What is the most appropriate way to express the following in SymPy:

A sum over samples 'x[i]' with 'i' going from concrete 0 to symbolic 'N'. 'x[i]' itself shall be symbolic, i.e. always appear as variable.

The goal is to use these expressions in a system of linear equations.

Example (trivial least squares approx.):

Given a set of samples (x[i], y[i]) which are supposed to lie on a line given by 'y = m*x + a'. That is, the estimated line is determined by 'm' and 'a'. The error between the samples and the estimated line may be given by

 error(m, a) = sum((m * x[i] + a - y[i]) ** 2, start_i=0, end_i=N)

Now, searching for the zero transitions in the derivatives 'd/dm error(m,a)' and 'd/da error(m,a)' delivers the minimal distance. How could I find the solution with sympy?


Solution

  • Given your later question, I assume you already figured most of it, but for clarity sake, samples are considered as function (makes sense, given sets are actually functions that cover the domain of the set [mostly over part of the integers]), so the notation is like x(i), and summation can be achieved with the summation function or Sum constructor (the first one is better, since it will expand automatically constant addends, like summation(x, (i, 0, n))).
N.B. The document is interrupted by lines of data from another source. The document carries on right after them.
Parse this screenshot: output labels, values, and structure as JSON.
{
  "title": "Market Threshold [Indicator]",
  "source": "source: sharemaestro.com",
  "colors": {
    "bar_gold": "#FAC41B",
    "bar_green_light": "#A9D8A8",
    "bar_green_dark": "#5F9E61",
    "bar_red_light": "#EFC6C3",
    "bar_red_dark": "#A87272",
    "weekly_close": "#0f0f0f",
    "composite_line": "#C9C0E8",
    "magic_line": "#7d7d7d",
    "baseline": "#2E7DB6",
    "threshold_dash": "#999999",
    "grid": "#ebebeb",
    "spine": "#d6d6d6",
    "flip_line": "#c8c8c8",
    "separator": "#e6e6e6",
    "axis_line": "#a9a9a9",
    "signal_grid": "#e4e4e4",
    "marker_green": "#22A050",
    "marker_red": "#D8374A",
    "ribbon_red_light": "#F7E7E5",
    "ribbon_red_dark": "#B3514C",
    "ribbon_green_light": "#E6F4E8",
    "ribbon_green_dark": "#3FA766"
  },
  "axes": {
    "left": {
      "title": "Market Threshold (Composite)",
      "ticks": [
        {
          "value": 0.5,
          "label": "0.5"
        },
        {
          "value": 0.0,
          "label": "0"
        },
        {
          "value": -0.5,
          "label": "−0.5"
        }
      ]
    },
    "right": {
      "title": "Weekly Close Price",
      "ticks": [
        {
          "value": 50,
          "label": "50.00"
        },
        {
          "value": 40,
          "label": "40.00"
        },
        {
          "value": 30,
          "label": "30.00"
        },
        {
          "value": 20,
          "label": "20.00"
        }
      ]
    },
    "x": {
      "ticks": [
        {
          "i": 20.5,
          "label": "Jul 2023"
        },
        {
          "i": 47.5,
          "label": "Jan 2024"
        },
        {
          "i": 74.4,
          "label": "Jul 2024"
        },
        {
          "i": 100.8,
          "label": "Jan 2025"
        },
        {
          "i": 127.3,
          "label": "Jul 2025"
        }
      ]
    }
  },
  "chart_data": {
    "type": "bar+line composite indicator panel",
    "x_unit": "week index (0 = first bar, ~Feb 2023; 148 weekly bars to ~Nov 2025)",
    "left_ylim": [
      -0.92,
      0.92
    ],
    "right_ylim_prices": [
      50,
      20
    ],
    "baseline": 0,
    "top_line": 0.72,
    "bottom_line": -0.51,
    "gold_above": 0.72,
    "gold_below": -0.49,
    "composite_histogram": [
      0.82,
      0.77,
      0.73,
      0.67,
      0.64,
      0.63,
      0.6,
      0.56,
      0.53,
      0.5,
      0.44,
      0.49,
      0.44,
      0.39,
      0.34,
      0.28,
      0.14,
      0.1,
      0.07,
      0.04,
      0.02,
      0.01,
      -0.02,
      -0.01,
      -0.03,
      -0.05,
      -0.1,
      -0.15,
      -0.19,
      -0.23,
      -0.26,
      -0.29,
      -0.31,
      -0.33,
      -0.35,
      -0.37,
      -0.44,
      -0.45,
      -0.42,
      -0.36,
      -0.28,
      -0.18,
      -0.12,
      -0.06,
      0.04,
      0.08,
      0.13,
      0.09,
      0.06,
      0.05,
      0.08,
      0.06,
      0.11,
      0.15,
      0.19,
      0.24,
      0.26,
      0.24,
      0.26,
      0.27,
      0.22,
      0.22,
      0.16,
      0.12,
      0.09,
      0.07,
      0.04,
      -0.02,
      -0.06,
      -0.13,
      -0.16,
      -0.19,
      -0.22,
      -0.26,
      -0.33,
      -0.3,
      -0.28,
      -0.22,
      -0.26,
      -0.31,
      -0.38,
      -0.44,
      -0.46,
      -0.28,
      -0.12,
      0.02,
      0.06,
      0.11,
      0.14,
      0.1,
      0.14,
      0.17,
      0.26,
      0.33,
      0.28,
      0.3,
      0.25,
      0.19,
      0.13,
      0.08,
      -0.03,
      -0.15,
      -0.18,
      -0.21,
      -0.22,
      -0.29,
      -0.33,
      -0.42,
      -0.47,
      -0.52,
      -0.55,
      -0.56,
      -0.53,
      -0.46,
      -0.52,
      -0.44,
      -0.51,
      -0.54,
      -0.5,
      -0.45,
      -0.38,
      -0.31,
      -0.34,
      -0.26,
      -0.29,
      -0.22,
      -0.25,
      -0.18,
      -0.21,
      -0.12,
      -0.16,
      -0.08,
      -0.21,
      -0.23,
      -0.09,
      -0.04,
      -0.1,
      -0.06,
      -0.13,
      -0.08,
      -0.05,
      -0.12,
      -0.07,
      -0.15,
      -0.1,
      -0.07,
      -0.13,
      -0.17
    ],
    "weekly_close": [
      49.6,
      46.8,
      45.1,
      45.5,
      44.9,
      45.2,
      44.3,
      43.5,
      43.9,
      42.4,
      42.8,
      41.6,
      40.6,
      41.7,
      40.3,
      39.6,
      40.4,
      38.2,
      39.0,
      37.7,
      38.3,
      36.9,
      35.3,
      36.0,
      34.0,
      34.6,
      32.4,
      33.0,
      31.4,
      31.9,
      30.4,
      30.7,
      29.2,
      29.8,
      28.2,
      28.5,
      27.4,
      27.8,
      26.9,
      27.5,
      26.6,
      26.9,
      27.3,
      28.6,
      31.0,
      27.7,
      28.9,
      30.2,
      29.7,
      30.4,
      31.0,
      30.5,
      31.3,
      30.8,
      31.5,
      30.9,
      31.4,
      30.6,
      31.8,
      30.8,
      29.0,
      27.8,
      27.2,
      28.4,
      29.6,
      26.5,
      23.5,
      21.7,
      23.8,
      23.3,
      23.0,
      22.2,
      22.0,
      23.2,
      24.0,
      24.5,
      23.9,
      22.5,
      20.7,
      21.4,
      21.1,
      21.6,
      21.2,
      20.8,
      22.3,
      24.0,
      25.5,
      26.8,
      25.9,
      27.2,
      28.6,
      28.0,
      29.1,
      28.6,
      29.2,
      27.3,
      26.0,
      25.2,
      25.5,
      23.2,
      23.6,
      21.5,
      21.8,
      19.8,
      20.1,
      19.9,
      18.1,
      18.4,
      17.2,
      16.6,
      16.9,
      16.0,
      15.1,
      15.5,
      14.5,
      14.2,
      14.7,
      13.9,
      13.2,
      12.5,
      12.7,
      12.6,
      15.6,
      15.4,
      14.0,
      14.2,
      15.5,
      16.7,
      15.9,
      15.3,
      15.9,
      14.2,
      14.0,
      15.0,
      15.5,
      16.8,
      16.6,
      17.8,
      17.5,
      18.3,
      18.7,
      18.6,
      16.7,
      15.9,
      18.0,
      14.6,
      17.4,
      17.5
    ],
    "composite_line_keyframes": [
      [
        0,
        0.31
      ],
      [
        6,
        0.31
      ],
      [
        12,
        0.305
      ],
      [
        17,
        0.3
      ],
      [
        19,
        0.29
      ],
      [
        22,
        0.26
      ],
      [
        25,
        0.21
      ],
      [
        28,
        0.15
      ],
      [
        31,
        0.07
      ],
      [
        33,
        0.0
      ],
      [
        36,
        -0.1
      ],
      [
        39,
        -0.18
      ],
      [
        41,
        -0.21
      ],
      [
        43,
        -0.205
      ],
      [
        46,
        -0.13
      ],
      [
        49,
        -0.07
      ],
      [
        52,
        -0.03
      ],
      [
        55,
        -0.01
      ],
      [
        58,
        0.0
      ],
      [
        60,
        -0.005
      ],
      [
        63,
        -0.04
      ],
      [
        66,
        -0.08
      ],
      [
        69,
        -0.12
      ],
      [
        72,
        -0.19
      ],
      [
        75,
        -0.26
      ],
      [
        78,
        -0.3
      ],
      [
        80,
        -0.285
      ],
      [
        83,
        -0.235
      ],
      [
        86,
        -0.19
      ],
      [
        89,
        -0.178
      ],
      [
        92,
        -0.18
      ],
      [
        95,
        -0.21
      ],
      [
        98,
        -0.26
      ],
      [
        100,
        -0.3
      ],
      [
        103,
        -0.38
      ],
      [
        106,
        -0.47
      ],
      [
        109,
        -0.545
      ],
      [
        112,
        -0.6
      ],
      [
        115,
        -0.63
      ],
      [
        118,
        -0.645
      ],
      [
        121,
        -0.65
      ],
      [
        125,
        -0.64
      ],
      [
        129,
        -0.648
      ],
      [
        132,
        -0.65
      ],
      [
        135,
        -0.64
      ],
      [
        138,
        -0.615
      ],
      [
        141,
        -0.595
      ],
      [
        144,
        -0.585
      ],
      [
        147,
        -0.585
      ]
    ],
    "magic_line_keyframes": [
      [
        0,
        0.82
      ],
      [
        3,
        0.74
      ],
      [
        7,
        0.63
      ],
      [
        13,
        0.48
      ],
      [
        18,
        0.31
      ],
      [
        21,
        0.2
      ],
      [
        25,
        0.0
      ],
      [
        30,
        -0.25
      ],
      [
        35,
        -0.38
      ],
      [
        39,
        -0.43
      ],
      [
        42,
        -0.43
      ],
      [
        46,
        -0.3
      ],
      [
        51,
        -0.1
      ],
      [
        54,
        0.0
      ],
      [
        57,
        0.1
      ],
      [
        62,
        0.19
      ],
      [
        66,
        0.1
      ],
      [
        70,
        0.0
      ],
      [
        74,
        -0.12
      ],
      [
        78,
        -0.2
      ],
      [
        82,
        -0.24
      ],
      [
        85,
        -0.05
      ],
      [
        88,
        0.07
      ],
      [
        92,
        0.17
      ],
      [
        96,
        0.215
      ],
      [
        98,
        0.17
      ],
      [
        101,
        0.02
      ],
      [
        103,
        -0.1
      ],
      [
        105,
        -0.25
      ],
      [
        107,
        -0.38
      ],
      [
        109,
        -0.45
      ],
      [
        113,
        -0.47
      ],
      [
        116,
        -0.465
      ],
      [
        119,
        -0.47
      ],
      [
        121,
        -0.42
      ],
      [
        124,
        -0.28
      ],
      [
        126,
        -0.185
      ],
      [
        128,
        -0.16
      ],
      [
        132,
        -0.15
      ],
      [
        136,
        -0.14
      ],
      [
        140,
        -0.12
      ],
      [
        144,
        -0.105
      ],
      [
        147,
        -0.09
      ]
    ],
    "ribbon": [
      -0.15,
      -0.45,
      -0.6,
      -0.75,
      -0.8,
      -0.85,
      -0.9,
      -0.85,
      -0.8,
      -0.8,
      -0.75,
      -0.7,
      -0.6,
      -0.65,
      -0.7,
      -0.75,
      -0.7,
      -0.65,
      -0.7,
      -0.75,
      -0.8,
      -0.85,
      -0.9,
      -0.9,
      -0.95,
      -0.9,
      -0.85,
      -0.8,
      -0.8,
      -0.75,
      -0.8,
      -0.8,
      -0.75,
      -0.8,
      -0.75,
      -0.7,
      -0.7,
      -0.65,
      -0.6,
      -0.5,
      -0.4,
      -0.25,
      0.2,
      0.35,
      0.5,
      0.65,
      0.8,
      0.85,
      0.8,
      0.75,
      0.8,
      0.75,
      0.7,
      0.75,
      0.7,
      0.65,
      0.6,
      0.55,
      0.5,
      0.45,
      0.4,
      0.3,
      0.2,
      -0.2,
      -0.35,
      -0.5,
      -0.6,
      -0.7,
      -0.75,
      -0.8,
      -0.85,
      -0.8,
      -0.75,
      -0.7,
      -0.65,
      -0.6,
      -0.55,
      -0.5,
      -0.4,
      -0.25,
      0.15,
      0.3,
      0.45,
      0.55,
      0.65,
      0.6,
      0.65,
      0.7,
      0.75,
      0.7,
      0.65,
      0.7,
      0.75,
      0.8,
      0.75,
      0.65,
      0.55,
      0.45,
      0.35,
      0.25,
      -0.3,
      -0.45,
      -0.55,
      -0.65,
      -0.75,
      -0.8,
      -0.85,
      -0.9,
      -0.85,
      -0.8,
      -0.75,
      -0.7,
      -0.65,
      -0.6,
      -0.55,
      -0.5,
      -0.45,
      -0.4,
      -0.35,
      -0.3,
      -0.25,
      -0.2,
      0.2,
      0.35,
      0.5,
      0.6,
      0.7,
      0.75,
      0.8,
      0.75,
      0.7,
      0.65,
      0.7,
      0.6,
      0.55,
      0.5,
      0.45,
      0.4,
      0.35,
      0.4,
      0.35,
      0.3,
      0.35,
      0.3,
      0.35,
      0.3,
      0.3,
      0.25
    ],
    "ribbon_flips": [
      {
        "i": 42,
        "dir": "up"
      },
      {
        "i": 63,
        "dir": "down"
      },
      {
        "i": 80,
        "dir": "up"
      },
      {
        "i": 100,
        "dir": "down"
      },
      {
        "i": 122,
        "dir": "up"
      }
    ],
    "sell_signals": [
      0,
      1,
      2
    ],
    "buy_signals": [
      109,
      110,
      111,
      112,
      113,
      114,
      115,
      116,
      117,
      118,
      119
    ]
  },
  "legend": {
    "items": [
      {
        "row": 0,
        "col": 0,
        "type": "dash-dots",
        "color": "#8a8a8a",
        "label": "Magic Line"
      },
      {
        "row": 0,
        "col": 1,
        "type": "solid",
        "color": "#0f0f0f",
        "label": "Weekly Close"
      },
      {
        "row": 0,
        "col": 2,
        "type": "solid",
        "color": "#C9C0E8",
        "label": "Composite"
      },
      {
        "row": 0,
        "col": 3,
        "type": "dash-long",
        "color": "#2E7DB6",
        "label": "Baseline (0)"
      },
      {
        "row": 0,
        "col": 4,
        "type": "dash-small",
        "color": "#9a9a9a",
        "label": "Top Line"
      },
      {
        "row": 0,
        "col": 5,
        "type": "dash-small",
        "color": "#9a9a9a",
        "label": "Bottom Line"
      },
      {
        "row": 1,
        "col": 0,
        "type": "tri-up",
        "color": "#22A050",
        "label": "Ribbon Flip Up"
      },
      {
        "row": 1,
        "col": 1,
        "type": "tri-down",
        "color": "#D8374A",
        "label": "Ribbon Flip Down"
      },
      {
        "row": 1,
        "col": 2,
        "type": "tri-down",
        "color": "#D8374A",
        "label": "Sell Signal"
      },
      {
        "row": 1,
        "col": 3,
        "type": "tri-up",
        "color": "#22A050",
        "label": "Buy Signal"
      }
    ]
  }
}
    >>> from sympy import *
    >>> m, a, x, y, i, n = symbols('m a x y i n')
    >>> err = summation((m * x(i) + a - y(i)) ** 2, (i, 0, n))
    >>> pprint(err)
      n
     ___
     ╲
      ╲                      2
      ╱   (a + m⋅x(i) - y(i))
     ╱
     ‾‾‾
    i = 0
    

    After you provide the sum function the addend expression and the (index, lower bound, upper bound), you can move on to play with the sum:

    >>> diff(err, m)
    Sum(2*(a + m*x(i) - y(i))*x(i), (i, 0, n))
    >>> diff(err, a)
    Sum(2*a + 2*m*x(i) - 2*y(i), (i, 0, n))